Luego hubo más llamadas, se celebraron varias reuniones de los emisarios del presidente norteamericano con sus interlocutores rusos y con el propio presidente Putin, tanto en Moscú como en la Arabia Saudí y Turquía, hasta que se celebró un encuentro directo entre Donald Trump y Vladimir Putin en la base militar norteamericana en Alasca. También duramente criticada por los medios arriba mencionados.
Al mismo tiempo, tenían lugar, en paralelo, las reuniones entre los equipos negociadores norteamericanos y ucranianos, así como varios encuentros personales de Trump con el presidente ucraniano, Volodimir Zelenski.
Durante todos estos meses – ya son ocho – Trump intentaba convencer a Rusia y a Ucrania, implicados en un conflicto bélico más sanguinario y brutal en Europa desde la Segunda Guerra Mundial, a que parasen la guerra y empezaran la negociación de un Acuerdo de Paz.
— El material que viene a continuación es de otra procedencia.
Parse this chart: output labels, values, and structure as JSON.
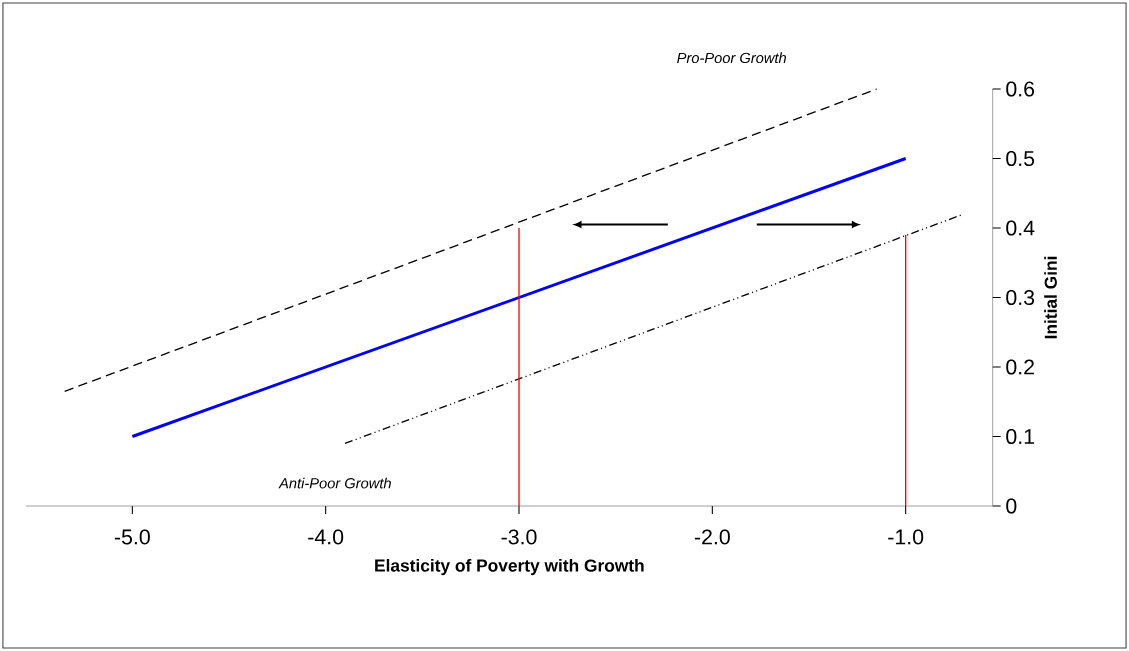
{
  "chart_data": {
    "type": "line",
    "xlabel": "Elasticity of Poverty with Growth",
    "ylabel": "Initial Gini",
    "annotations": [
      "Pro-Poor Growth",
      "Anti-Poor Growth"
    ],
    "series": [
      {
        "x": [
          -5.35,
          -1.15
        ],
        "values": [
          0.165,
          0.6
        ],
        "color": "#000000",
        "line_style": "dashed"
      },
      {
        "x": [
          -5.0,
          -1.0
        ],
        "values": [
          0.1,
          0.5
        ],
        "color": "#0000ff",
        "line_style": "solid"
      },
      {
        "x": [
          -3.9,
          -0.7
        ],
        "values": [
          0.09,
          0.42
        ],
        "color": "#000000",
        "line_style": "dashdotdotted"
      },
      {
        "x": [
          -3.0,
          -3.0
        ],
        "values": [
          0,
          0.4
        ],
        "color": "#ff0000",
        "line_style": "solid"
      },
      {
        "x": [
          -1.0,
          -1.0
        ],
        "values": [
          0,
          0.39
        ],
        "color": "#ff0000",
        "line_style": "solid"
      }
    ],
    "xlim": [
      -5.55,
      -0.55
    ],
    "ylim": [
      0,
      0.6
    ],
    "xticks": [
      {
        "value": -5,
        "label": "-5.0"
      },
      {
        "value": -4,
        "label": "-4.0"
      },
      {
        "value": -3,
        "label": "-3.0"
      },
      {
        "value": -2,
        "label": "-2.0"
      },
      {
        "value": -1,
        "label": "-1.0"
      }
    ],
    "yticks": [
      0,
      0.1,
      0.2,
      0.3,
      0.4,
      0.5,
      0.6
    ],
    "grid": false,
    "legend": false,
    "marker": "none"
  }
}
No fue fácil conseguirlo. Pero Trump y su equipo negociador estaban llevando el proceso con una gran habilidad y tenacidad, intentando jugar el papel de un mediador justo y objetivo entre las partes enfrentadas a muerte, que aceptaban negociar la Paz sólo en sus propias condiciones, a priori no aceptables mutuamente. Por lo cual, Trump en varias ocasiones tuvo que actuar desde la “posición de fuerza” – que forma parte de su doctrina negociadora –, amenazando al líder ucraniano con dejar de prestarle una ayuda militar y a su homólogo ruso anunciando unas duras sanciones económicas.
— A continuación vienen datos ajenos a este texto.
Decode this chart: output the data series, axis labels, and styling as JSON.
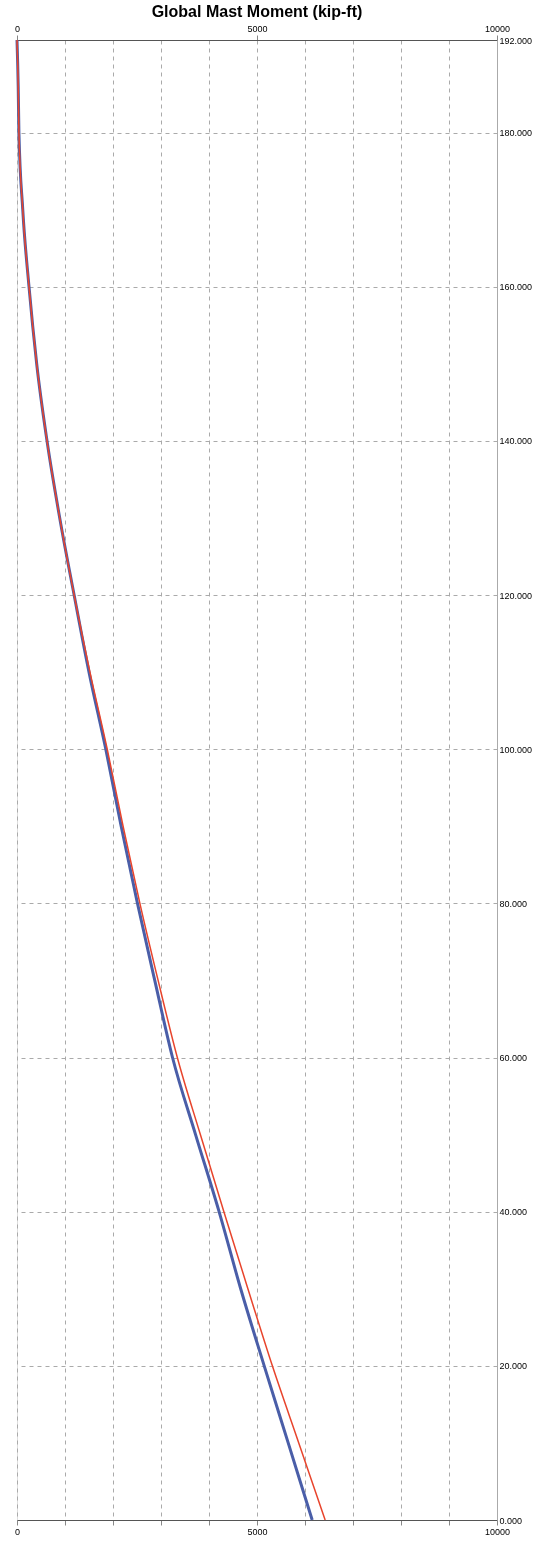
{
  "chart_data": {
    "type": "line",
    "title": "Global Mast Moment (kip-ft)",
    "series": [
      {
        "color": "#4a5ea8",
        "x": [
          6150,
          5650,
          5150,
          4660,
          4210,
          3720,
          3240,
          2870,
          2510,
          2170,
          1850,
          1500,
          1190,
          890,
          625,
          410,
          250,
          120,
          40,
          25,
          0
        ],
        "values": [
          0,
          10,
          20,
          30,
          40,
          50,
          60,
          70,
          80,
          90,
          100,
          110,
          120,
          130,
          140,
          150,
          160,
          170,
          180,
          186,
          192
        ]
      },
      {
        "color": "#e8442c",
        "x": [
          6420,
          5870,
          5320,
          4810,
          4310,
          3820,
          3340,
          2940,
          2560,
          2210,
          1880,
          1520,
          1190,
          890,
          625,
          410,
          250,
          120,
          40,
          25,
          0
        ],
        "values": [
          0,
          10,
          20,
          30,
          40,
          50,
          60,
          70,
          80,
          90,
          100,
          110,
          120,
          130,
          140,
          150,
          160,
          170,
          180,
          186,
          192
        ]
      }
    ],
    "xlim": [
      0,
      10000
    ],
    "xticks": [
      0,
      {
        "value": 1000,
        "label": null
      },
      {
        "value": 2000,
        "label": null
      },
      {
        "value": 3000,
        "label": null
      },
      {
        "value": 4000,
        "label": null
      },
      5000,
      {
        "value": 6000,
        "label": null
      },
      {
        "value": 7000,
        "label": null
      },
      {
        "value": 8000,
        "label": null
      },
      {
        "value": 9000,
        "label": null
      },
      10000
    ],
    "x2lim": [
      0,
      10000
    ],
    "x2ticks": [
      0,
      5000,
      10000
    ],
    "ylim": [
      0,
      192
    ],
    "yticks": [
      {
        "value": 0,
        "label": "0.000"
      },
      {
        "value": 20,
        "label": "20.000"
      },
      {
        "value": 40,
        "label": "40.000"
      },
      {
        "value": 60,
        "label": "60.000"
      },
      {
        "value": 80,
        "label": "80.000"
      },
      {
        "value": 100,
        "label": "100.000"
      },
      {
        "value": 120,
        "label": "120.000"
      },
      {
        "value": 140,
        "label": "140.000"
      },
      {
        "value": 160,
        "label": "160.000"
      },
      {
        "value": 180,
        "label": "180.000"
      },
      {
        "value": 192,
        "label": "192.000"
      }
    ],
    "grid": true,
    "marker": "none",
    "line_style": "solid"
  }
}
Todos estos métodos, aunque no tan rápidamente como a muchos nos hubiera gustado que fuera, parece que están llevando el proceso a su fase final. Digo que “parece”, porque hasta que no se termine con éxito no se puede asegurar nada.
Pero hay unos indicios más claros que nunca, que apuntan en esa optimista dirección. Y uno de ellos es la reciente conversación telefónica entre Trump y Putin, la que el propio presidente norteamericano ha calificado de muy positiva y esperanzadora. Y eso, después de sus anteriores declaraciones, en varias ocasiones, de que estaba enfadado y decepcionado con Putin, quien no cumplía sus promesas de buscar un compromiso con Zelenski para empezar las negociaciones de paz.
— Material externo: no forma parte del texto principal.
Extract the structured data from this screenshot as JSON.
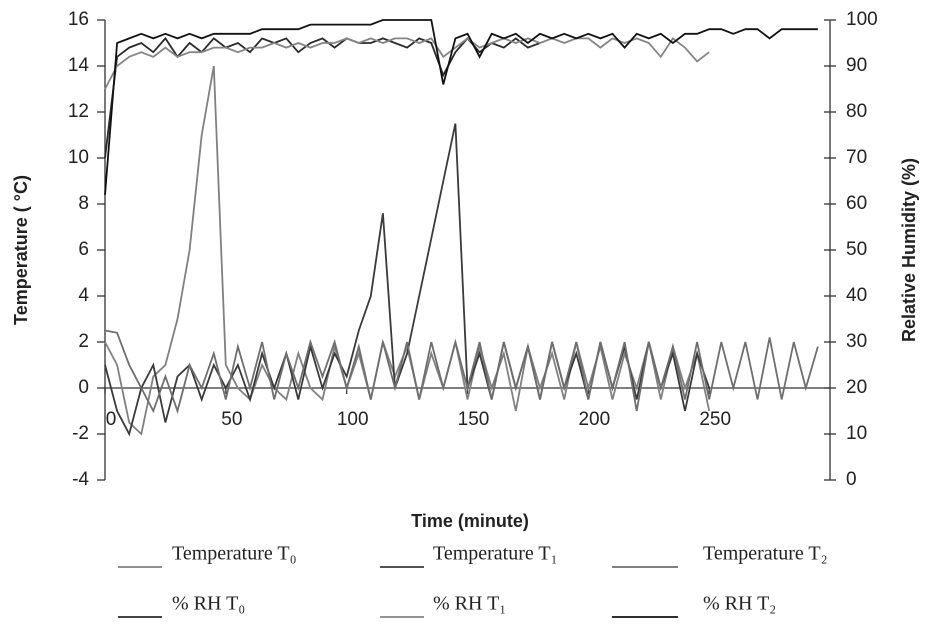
{
  "chart_data": {
    "type": "line",
    "x_label": "Time (minute)",
    "y_label": "Temperature ( °C)",
    "y2_label": "Relative Humidity (%)",
    "xlim": [
      0,
      300
    ],
    "xticks": [
      0,
      50,
      100,
      150,
      200,
      250
    ],
    "ylim": [
      -4,
      16
    ],
    "yticks": [
      -4,
      -2,
      0,
      2,
      4,
      6,
      8,
      10,
      12,
      14,
      16
    ],
    "y2lim": [
      0,
      100
    ],
    "y2ticks": [
      0,
      10,
      20,
      30,
      40,
      50,
      60,
      70,
      80,
      90,
      100
    ],
    "x": [
      0,
      5,
      10,
      15,
      20,
      25,
      30,
      35,
      40,
      45,
      50,
      55,
      60,
      65,
      70,
      75,
      80,
      85,
      90,
      95,
      100,
      105,
      110,
      115,
      120,
      125,
      130,
      135,
      140,
      145,
      150,
      155,
      160,
      165,
      170,
      175,
      180,
      185,
      190,
      195,
      200,
      205,
      210,
      215,
      220,
      225,
      230,
      235,
      240,
      245,
      250,
      255,
      260,
      265,
      270,
      275,
      280,
      285,
      290,
      295
    ],
    "series": [
      {
        "name": "Temperature T₀",
        "color": "#808080",
        "values": [
          2,
          1,
          -1.5,
          -2,
          0.5,
          1,
          3,
          6,
          11,
          14,
          1,
          0,
          -0.5,
          1,
          0,
          -0.5,
          1.5,
          0,
          -0.5,
          1.8,
          0,
          1.5,
          -0.5,
          2,
          0.5,
          1.8,
          -0.5,
          1.5,
          0,
          2,
          -0.5,
          1.8,
          0,
          1.5,
          -1,
          1.8,
          0,
          1.5,
          -0.5,
          2,
          0,
          1.8,
          -0.5,
          1.5,
          0,
          2,
          -0.5,
          1.8,
          0,
          1.5,
          -1,
          null,
          null,
          null,
          null,
          null,
          null,
          null,
          null,
          null
        ]
      },
      {
        "name": "Temperature T₁",
        "color": "#3a3a3a",
        "values": [
          1,
          -1,
          -2,
          0,
          1,
          -1.5,
          0.5,
          1,
          -0.5,
          1,
          0,
          1,
          -0.5,
          1.5,
          0,
          1.5,
          -0.5,
          1.8,
          0,
          1.5,
          0.5,
          2.5,
          4,
          7.6,
          0,
          1.5,
          4,
          6.5,
          9,
          11.5,
          0,
          1.5,
          -0.5,
          2,
          0,
          1.8,
          -0.5,
          2,
          0,
          1.5,
          -0.5,
          2,
          0,
          1.8,
          -0.5,
          2,
          0,
          1.5,
          -1,
          1.5,
          0,
          null,
          null,
          null,
          null,
          null,
          null,
          null,
          null,
          null
        ]
      },
      {
        "name": "Temperature T₂",
        "color": "#6e6e6e",
        "values": [
          2.5,
          2.4,
          1,
          0,
          -1,
          0.5,
          -1,
          1,
          0,
          1.5,
          -0.5,
          1.8,
          0,
          2,
          -0.5,
          1.5,
          0,
          2,
          0.5,
          2,
          0,
          1.8,
          -0.5,
          2,
          0,
          2,
          -0.5,
          2,
          0,
          2,
          0,
          2,
          -0.5,
          2,
          0,
          1.8,
          -0.5,
          2,
          0,
          2,
          -0.5,
          2,
          0,
          2,
          -1,
          2,
          0,
          1.8,
          -0.5,
          2,
          -0.5,
          2,
          0,
          2,
          -0.5,
          2.2,
          -0.5,
          2,
          0,
          1.8
        ]
      },
      {
        "name": "% RH T₀",
        "color": "#2a2a2a",
        "axis": "y2",
        "values": [
          70,
          92,
          94,
          95,
          93,
          96,
          92,
          95,
          93,
          96,
          94,
          95,
          93,
          96,
          95,
          96,
          93,
          95,
          96,
          94,
          96,
          95,
          95,
          96,
          95,
          94,
          96,
          95,
          88,
          93,
          96,
          93,
          95,
          94,
          96,
          94,
          95,
          null,
          null,
          null,
          null,
          null,
          null,
          null,
          null,
          null,
          null,
          null,
          null,
          null,
          null,
          null,
          null,
          null,
          null,
          null,
          null,
          null,
          null,
          null
        ]
      },
      {
        "name": "% RH T₁",
        "color": "#858585",
        "axis": "y2",
        "values": [
          85,
          90,
          92,
          93,
          92,
          94,
          92,
          93,
          93,
          94,
          94,
          93,
          94,
          94,
          95,
          94,
          95,
          94,
          95,
          95,
          96,
          95,
          96,
          95,
          96,
          96,
          95,
          96,
          92,
          94,
          96,
          94,
          95,
          96,
          95,
          96,
          95,
          96,
          95,
          96,
          96,
          94,
          96,
          95,
          96,
          95,
          92,
          96,
          94,
          91,
          93,
          null,
          null,
          null,
          null,
          null,
          null,
          null,
          null,
          null
        ]
      },
      {
        "name": "% RH T₂",
        "color": "#111111",
        "axis": "y2",
        "values": [
          62,
          95,
          96,
          97,
          96,
          97,
          96,
          97,
          96,
          97,
          97,
          97,
          97,
          98,
          98,
          98,
          98,
          99,
          99,
          99,
          99,
          99,
          99,
          100,
          100,
          100,
          100,
          100,
          86,
          96,
          97,
          92,
          97,
          96,
          97,
          95,
          97,
          96,
          97,
          96,
          97,
          96,
          97,
          94,
          97,
          96,
          97,
          95,
          97,
          97,
          98,
          98,
          97,
          98,
          98,
          96,
          98,
          98,
          98,
          98
        ]
      }
    ]
  }
}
Y ¿qué ha pasado para que el “intransigente” Putin, quien después de la reunión con Trump en Alasca, no sólo no suavizó su postura en la guerra, sino que encrudeció todavía más los bombardeos de las infraestructuras vitales civiles en todo el territorio ucraniano, “de repente” se pusiera tan dispuesto para reunirse con Trump y Zelenski, próximamente (en dos semanas), en Budapest, para empezar las negociaciones del alto el fuego y del Acuerdo de Paz?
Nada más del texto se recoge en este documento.